Archéologie Corent, c'est non !
La réponse est définitive : les fouilles archéologiques projetées par Matthieu Poux sont interdites cet été sur le plateau de Corent…
" L'ARRET des opérations de terrain menées par les archéologues, sur un site particulièrement exposé aux pillages et aux travaux agricoles, aura des conséquences irrémédiables sur la protection d'un patrimoine dont l'importance est reconnue à l'échelle européenne. Il est d'autant plus regrettable qu'il coïncide avec la mise en œuvre d'un important projet de mise en valeur des vestiges et des résultats, prévu pour l'été 2010 "... Matthieu Poux, le brillant universitaire lyonnais n'est pas autorisé à entreprendre une nouvelle campagne de fouilles à Corent, un site sur lequel il travaille depuis 2001.

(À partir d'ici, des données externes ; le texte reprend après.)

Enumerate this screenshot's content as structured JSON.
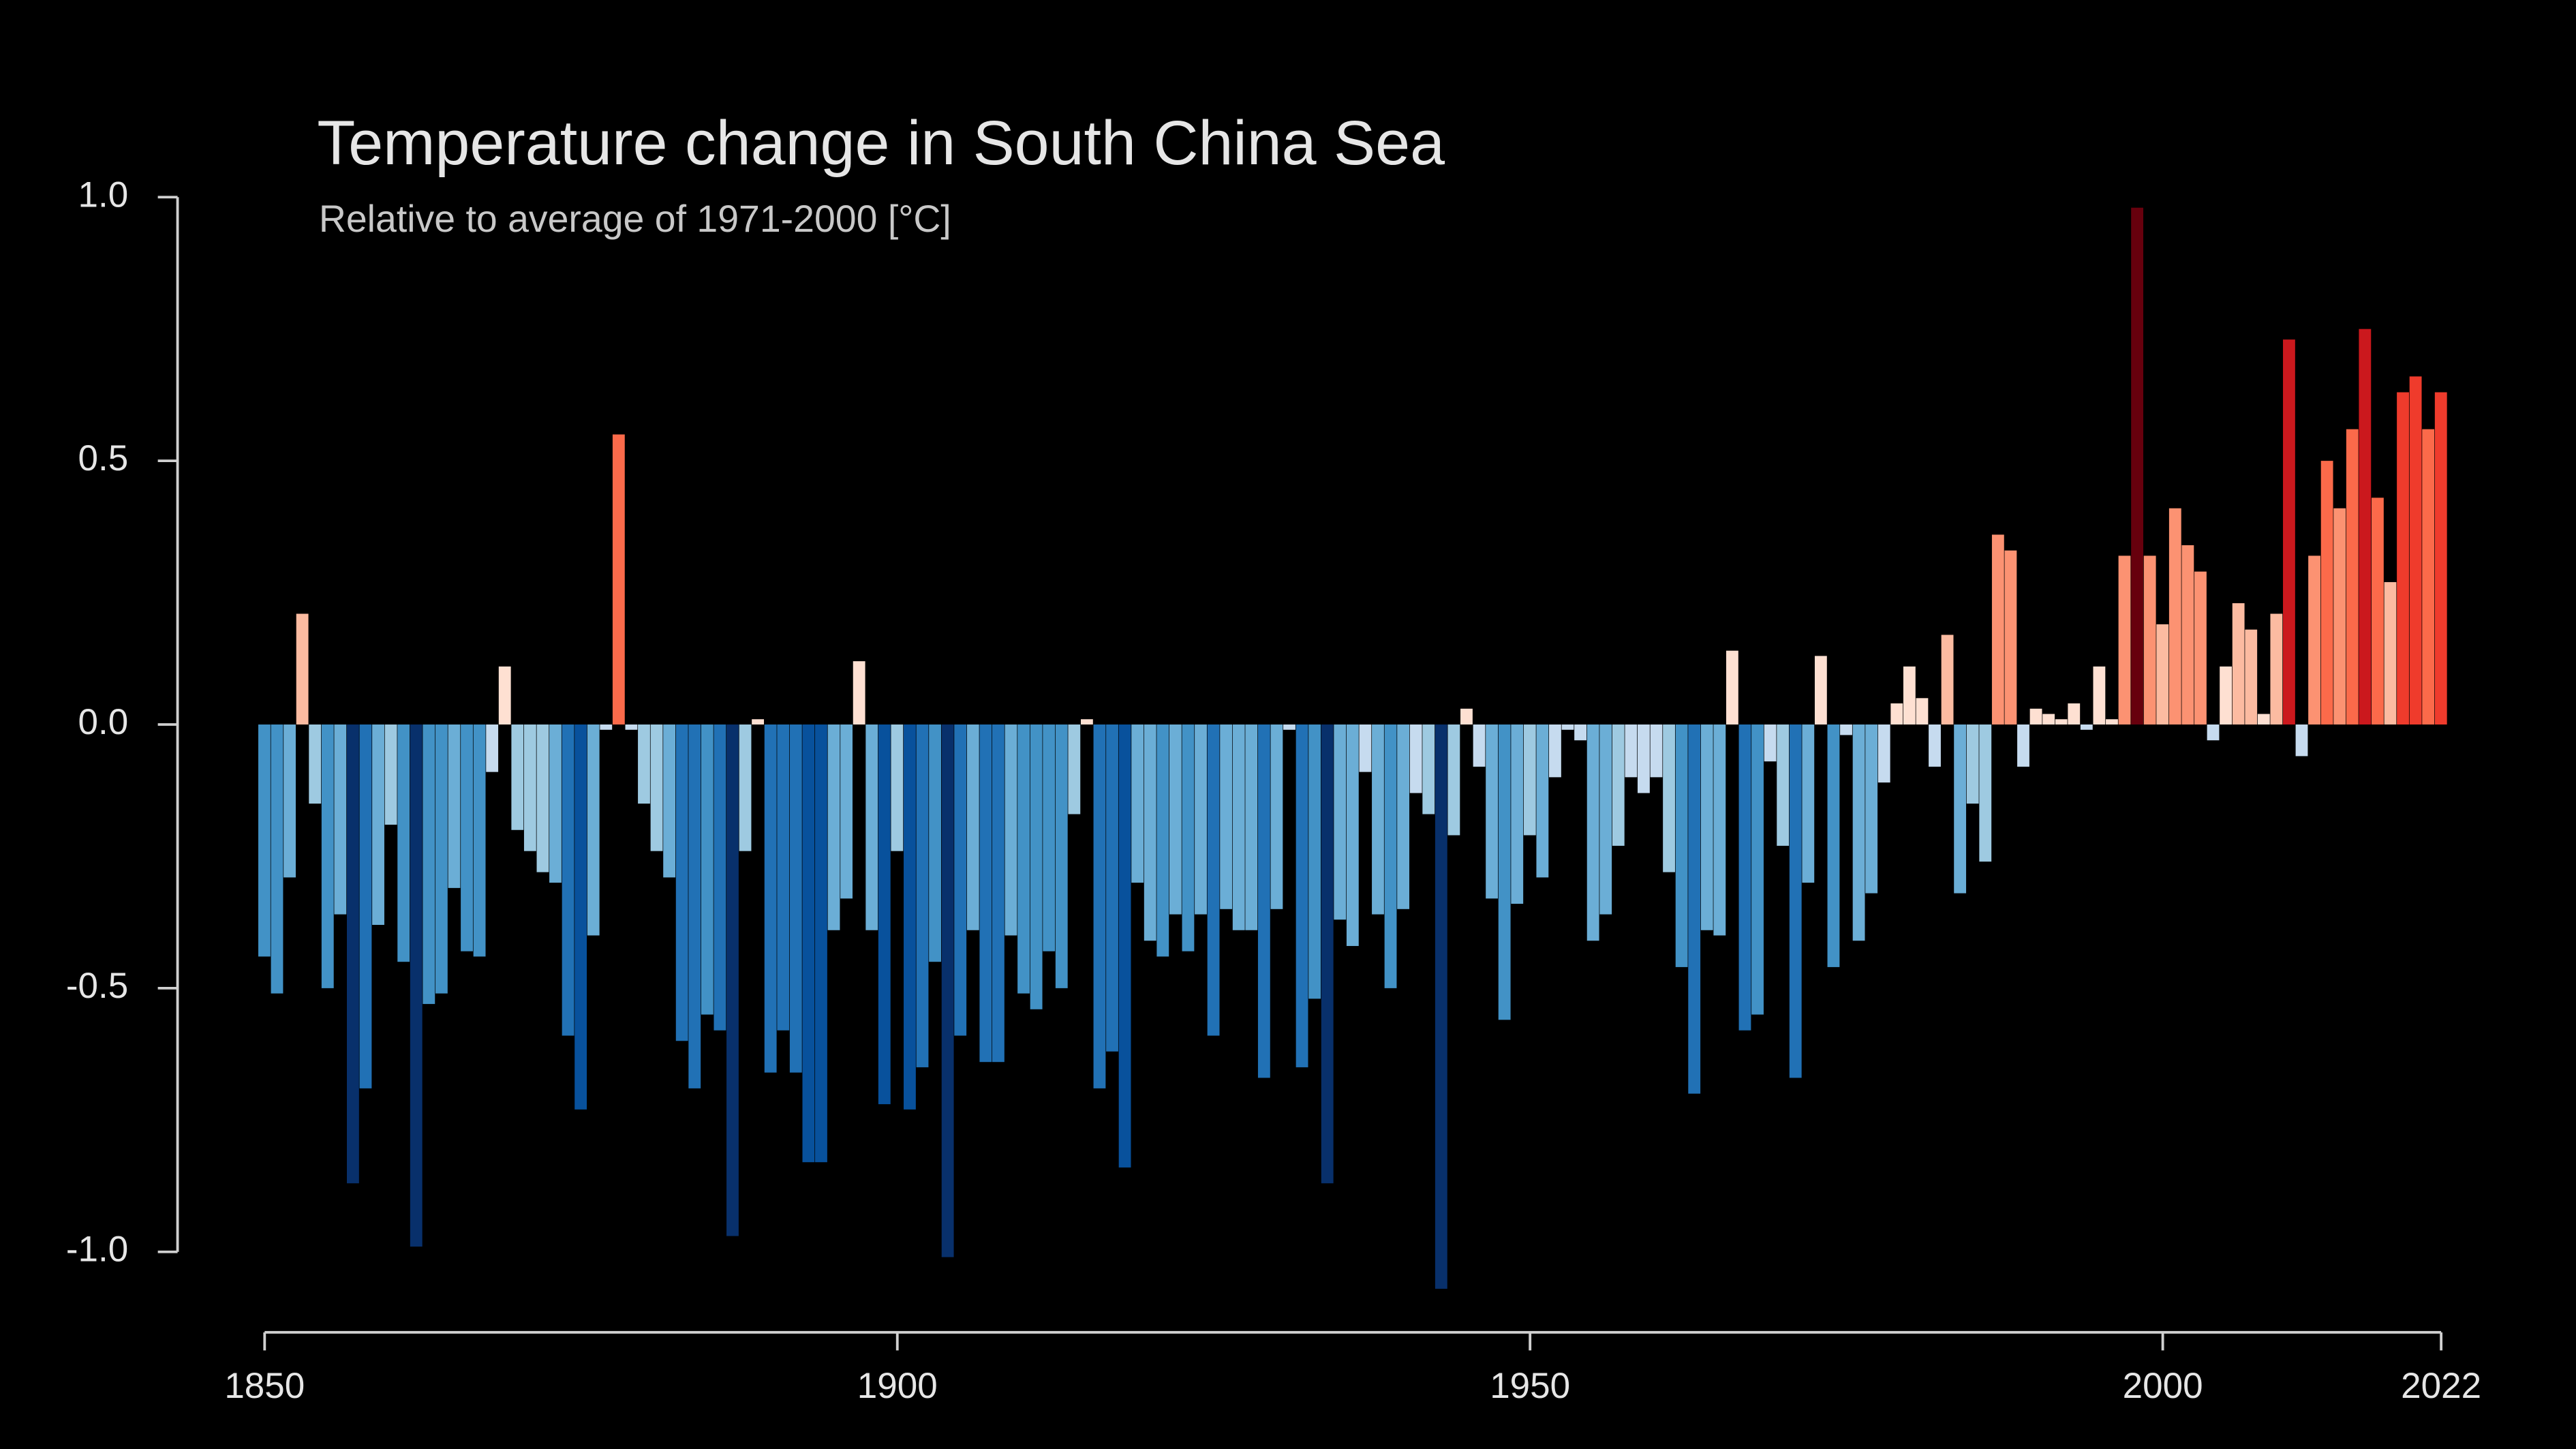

Après un premier refus de la CIRA- Commission interrégionale de la recherche archéologique d'autoriser de nouvelles fouilles archéologiques sur le plateau de Corent, la réponse définitive est tombée : c'est non ! Les fouilles sont suspendues pour un an. Le dossier a été évoqué devant le Conseil national de la recherche archéologique, ainsi qu'à la direction de l'architecture et du patrimoine au ministère de la Culture et de la Communication, où l'archéologue a été reçu. Le refus définitif intervient également après la consultation d'un second expert, " dont l'avis est largement concordant avec le premier ", selon la DRAC- Direction régionale des Affaires culturelles d'Auvergne. Un point que dément formellement Matthieu Poux.
Dans un long communiqué, il réagit à cette dernière décision, et précise, que l'on n'a pas tenu compte de l'avis du contre-expert. " Contrairement à ce que laisse entendre le communiqué de la DRAC, il préconisait une poursuite limitée des opérations de terrain "… Matthieu Poux soutient aussi que la décision " ignore les mises en garde réitérées des responsables scientifiques de la fouille, quant aux menaces qu'il fait peser sur la pérennité de ses recherches, des financements et des équipes dont elles dépendent ".
A la suite du premier refus, l'archéologue avait lancé une pétition sur Internet, qui a recueilli en une semaine un grand nombre de signatures de la France et les pays voisins, mais pas une seule en Auvergne. En 2008, Matthieu Poux nous avait déclaré : " Il ne faut pas se voiler la face : à Gergovie, on ne trouve rien de gaulois, seulement une ville gallo-romaine. Or on fouille Gergovie depuis 60 ans, contre seulement trois ans à Gondole et huit ans à Corent, où tout ce que l'on trouve est antérieur à la bataille. La capitale arverne, Nemessos, se trouvait à Corent (…). Tout serait parfait, si les vestiges de Corent, on les avait trouvé à Gergovie ! ".
Des propos réitérés dans d'autres médias, et au micro d'Europe 1, qui auront pesé lourd dans la décision de refus. A Clermont-Ferrand, le nom de Gergovie est tabou dans les milieux archéologiques, et nul ne peut laisser entendre que le site officiel est une coquille vide… sans en payer les conséquences. Il sera intéressant de voir si dans un an les fouilles sont de nouveau autorisées à Corent, et qui en sera le responsable.